A “white van man” is typically perceived as an independent, self-employed tradesperson. Some people envision a selfish, aggressive and inconsiderate driver in a small white unmarked van.
In 2017, is that image still correct? Views of the white van man have changed since the 1990s because white vans are now more popularly used by commercial enterprises as a canvas for advertising their companies. In the first six months of this year, 100,316 light commercial vehicles were newly registered in white, with silver coming in next with a mere 24,482 vehicles registered. Commercial fleets keep their vans looking pristine, with many having alloy wheels, luxury interiors and colourful wraps advertising their businesses.
Light commercial vehicles are the popular choice for small-to-medium companies, not all of which are tradespeople. Department of Trade figures published earlier this year show that LCVs travelled a staggering 48.5 billion miles on UK roads during 2016. Each van travelled 12,811 miles on average, with the average car only travelling 8082 miles. In theory, at least, white vans do own the roads.
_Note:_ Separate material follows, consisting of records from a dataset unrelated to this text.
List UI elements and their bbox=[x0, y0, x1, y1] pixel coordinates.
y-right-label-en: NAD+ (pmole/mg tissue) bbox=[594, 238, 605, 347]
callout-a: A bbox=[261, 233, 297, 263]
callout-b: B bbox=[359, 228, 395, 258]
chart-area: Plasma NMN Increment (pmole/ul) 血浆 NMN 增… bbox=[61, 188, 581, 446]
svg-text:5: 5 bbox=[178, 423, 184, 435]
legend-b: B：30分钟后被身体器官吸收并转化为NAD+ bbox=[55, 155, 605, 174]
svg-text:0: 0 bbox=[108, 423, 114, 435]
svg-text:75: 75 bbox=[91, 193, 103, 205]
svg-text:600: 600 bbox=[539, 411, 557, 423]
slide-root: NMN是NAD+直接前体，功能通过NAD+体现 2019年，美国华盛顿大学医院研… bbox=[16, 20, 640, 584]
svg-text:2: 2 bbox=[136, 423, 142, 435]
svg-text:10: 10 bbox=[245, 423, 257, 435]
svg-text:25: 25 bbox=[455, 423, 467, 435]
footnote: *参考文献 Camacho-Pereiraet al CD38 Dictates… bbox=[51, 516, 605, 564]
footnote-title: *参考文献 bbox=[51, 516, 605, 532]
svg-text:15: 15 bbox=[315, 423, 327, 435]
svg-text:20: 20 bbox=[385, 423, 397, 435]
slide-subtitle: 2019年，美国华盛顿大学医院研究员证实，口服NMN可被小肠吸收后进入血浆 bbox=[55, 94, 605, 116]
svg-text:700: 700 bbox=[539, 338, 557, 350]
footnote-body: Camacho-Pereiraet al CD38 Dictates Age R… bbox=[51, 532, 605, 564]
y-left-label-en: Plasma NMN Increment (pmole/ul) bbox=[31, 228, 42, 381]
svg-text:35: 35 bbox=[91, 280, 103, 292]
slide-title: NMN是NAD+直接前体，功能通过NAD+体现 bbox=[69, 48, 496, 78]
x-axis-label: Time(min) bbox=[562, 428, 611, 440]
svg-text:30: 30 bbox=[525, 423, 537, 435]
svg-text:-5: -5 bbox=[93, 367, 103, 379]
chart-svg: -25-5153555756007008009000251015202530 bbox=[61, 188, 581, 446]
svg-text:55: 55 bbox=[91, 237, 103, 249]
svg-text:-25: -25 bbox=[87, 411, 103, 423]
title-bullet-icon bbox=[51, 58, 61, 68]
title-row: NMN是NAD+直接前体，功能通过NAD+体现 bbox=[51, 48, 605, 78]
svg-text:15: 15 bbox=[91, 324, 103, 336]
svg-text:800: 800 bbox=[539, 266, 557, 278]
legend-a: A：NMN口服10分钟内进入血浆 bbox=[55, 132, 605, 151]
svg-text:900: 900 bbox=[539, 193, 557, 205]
The reason many businesses choose LCVs could be due to recent taxation rules and legislation focusing on encouraging environmentally friendly and more efficient vehicles. In the past five years, one out of every ten vehicles are LCVs, with 3.8 million registered in Britain. You don’t see many old white vans nowadays, with more than a third of vehicles on the roads being less than five years old. Businesses keep their vehicles spotless with eye-catching advertising aimed at the masses of drivers on motorways and city streets. In London alone, vehicles can be viewed by more than 3,000 potential customers every hour, a beneficial marketing technique. With Plylining from sites like vehicle-accessories.net fitted to give maximum storage, the vehicle is a very important asset to the company.
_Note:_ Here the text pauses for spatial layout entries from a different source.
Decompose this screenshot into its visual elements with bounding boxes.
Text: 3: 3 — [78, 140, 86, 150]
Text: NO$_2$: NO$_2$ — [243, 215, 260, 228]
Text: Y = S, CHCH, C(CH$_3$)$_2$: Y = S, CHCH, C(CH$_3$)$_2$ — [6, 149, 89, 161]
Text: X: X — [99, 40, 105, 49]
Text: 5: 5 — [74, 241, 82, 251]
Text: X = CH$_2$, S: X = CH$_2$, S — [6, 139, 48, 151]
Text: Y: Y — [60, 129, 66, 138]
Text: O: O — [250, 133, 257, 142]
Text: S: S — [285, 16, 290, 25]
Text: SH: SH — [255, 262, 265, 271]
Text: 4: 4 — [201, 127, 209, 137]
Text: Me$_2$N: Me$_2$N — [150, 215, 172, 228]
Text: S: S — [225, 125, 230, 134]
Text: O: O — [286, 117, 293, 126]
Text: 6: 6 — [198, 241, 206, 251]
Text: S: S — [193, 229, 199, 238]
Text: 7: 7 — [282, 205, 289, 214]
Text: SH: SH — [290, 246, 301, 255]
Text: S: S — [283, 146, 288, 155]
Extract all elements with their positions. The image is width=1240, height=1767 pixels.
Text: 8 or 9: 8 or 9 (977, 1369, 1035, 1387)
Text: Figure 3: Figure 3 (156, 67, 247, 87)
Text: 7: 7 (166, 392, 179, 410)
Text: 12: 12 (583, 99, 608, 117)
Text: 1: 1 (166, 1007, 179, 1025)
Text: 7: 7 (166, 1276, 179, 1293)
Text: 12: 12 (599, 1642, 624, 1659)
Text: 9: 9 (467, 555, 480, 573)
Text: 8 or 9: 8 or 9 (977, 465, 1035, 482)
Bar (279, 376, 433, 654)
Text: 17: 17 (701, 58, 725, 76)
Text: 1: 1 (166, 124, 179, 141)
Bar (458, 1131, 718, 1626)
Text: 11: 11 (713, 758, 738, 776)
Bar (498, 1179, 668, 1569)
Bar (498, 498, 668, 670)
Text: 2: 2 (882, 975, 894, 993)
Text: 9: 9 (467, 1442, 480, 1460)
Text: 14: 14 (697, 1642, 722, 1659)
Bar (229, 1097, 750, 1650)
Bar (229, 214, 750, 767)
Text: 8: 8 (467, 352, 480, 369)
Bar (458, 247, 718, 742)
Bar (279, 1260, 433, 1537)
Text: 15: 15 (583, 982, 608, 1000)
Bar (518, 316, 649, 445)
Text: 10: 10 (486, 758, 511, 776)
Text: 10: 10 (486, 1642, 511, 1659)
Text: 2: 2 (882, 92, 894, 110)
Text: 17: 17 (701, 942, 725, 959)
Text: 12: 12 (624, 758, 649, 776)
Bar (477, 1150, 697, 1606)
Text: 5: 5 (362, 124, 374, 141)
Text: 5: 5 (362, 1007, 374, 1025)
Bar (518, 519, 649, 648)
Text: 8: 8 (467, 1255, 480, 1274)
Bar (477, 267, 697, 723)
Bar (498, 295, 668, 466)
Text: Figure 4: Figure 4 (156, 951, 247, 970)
What has become of the overconfident, deeply vulgar white van man? Have they been replaced or joined by the four-by-four mums on the school run, the exercise freak on the cycle, the Grand Prix boy racer, or the slow old-age pensioner? It’s quickly become an outdated stereotype, and you only need to drive around town to see the diversity behind the wheels of these vehicles.
Maybe we’re all guilty of thinking that no one else can drive as well as we can!